Eating Out

Sisterly service

What began as a small dinner service for paying guests in Phase V, Mohali, is now a food joint that is also patronised by film units, film stars, and executives from luxury hotels.

Sisterly service

Team work: Paramjit Kaur and Sharanjit Kaur

shalender@tribune.com

Kuldip Dhiman

What began as a small dinner service for paying guests in Phase V, Mohali, is now a food joint that is also patronised by film units, film stars, and executives from luxury hotels. Aptly named Bhena Da Dhaba, this fully vegetarian outlet is run by two sisters—Paramjit Kaur and Sharanjit Kaur, who are also darani-jethani (sisters-in-law). How did it all begin? How did they manage to establish themselves in a field largely dominated by men?

“Ours is a joint family, and as you know, in joint families, there are so many guests all the time,” says Paramjit Kaur, the elder sister. “We used to make good food so quickly that one day my husband suggested that I open a restaurant. I liked the idea and roped in my sister. She was very enthusiastic.”

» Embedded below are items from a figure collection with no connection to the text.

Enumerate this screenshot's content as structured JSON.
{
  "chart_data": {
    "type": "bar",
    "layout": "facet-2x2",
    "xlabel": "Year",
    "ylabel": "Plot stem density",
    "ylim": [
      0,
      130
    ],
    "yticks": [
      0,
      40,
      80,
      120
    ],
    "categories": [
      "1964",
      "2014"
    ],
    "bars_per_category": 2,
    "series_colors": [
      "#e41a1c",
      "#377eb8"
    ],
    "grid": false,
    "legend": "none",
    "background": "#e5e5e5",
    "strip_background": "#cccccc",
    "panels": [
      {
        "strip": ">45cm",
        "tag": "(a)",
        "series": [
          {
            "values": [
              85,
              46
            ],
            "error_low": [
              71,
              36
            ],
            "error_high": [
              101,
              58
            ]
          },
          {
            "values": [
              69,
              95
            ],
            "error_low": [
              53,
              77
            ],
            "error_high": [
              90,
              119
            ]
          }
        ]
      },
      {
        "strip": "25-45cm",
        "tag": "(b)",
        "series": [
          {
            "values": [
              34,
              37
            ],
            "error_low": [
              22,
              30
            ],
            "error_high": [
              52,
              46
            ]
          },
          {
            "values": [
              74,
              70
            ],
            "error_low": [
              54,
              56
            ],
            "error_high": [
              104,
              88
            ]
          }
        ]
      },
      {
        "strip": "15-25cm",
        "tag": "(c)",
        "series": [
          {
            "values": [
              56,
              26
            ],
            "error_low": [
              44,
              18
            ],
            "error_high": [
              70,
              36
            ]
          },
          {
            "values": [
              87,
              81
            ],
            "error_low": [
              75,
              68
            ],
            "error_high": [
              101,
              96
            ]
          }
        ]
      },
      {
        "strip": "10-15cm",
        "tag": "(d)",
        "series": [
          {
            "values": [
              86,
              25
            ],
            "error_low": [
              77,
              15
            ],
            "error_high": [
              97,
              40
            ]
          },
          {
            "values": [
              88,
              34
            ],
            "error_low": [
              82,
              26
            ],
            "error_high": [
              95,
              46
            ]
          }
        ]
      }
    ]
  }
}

“We had very humble beginnings,” informs Sharanjit Kaur. “We started by making rajmah-chawal and kadi-chawal, mainly for PGs, but soon there was demand for more and more. At the time, our main business was green groceries. Initially, there was a couple that used our outlet to sell homemade food for PGs. After a while, they left and we stopped the service, but the PG students kept urging us to start our own service. We gave it a thought and decided to give it a go.”

Initially, the sisters started by serving only dinner. “Since we did not have a proper kitchen then, we used to make food at home and serve it here. Then customers began to demand all types of food as they found it home-like. So, we started making two vegetables. The response was so good that now we make about 18 vegetables and dals daily.” 

Bhena Da Dhaba is a small place, but they have a very distinguished clientele. Film producers and directors stay in big hotels, but they order food here. “For example, yesterday,” says Paramjit, “I got a call from a film unit that they wanted to eat kaddun ki sabji. No restaurant or dhaba makes kaddun, but we made it for them. Another unit came from Mumbai. They were looking for homemade Punjabi food. Somebody gave them our number and they called and said that they wanted to eat khichadi and mungi-masar dal. They were surprised when we happily took the order. They said that they just loved the food.”

The sisters proudly show film clips of celebrities praising their food and service. Gippy Grewal says, “Very good food from Bhena Da Dhaba of Phase V.”  B Prakk gives full marks to them saying, “Today we were served food from Bhena Da Dhaba at the shoot. And I must say it was really excellent. Just like home food.” Aakanksha Sareen recommends the Dhaba, saying, “Today I had dinner at the shoot. It was from Bhena Da Dhaba. It was really, really delicious.” Bhumika Sharma is also mighty impressed, “Their khana is the end.” Singer Ninja says, “This is what I call VIP food.”

How did they get into catering for film shoots? Replies Sharanjit, “One day, we happened to speak to a movie man, and asked if we could cater for film shoots.  He said okay, and we got a chance to serve food for the film Once Upon a Time in Amritsar. They liked it so much that after that we have not looked back. Then the word spread. We make food here at the dhaba and my husband Amarjit Singh Bunty, son Dilpreet Singh, and Sharan’s husband Harpreet Singh Sonu take care of catering and shoots.” 

As I was speaking to the sisters, two distinguished looking gentlemen arrived and ordered kadi-chawal. I learnt later that they were managers of a five-star hotel. I asked them what brought them here to this small dhaba. “We come here because they make  simple but delicious food. We come here especially for their kadi-chawal.”  What is so special about their Kadi-chawal? “We make curd at home from full cream milk. And of course, our raw material for the pakoras is also special. Both sisters say that they have not faced any serious difficulties in running a dhaba except the usual difficulty of workers not turning up at times.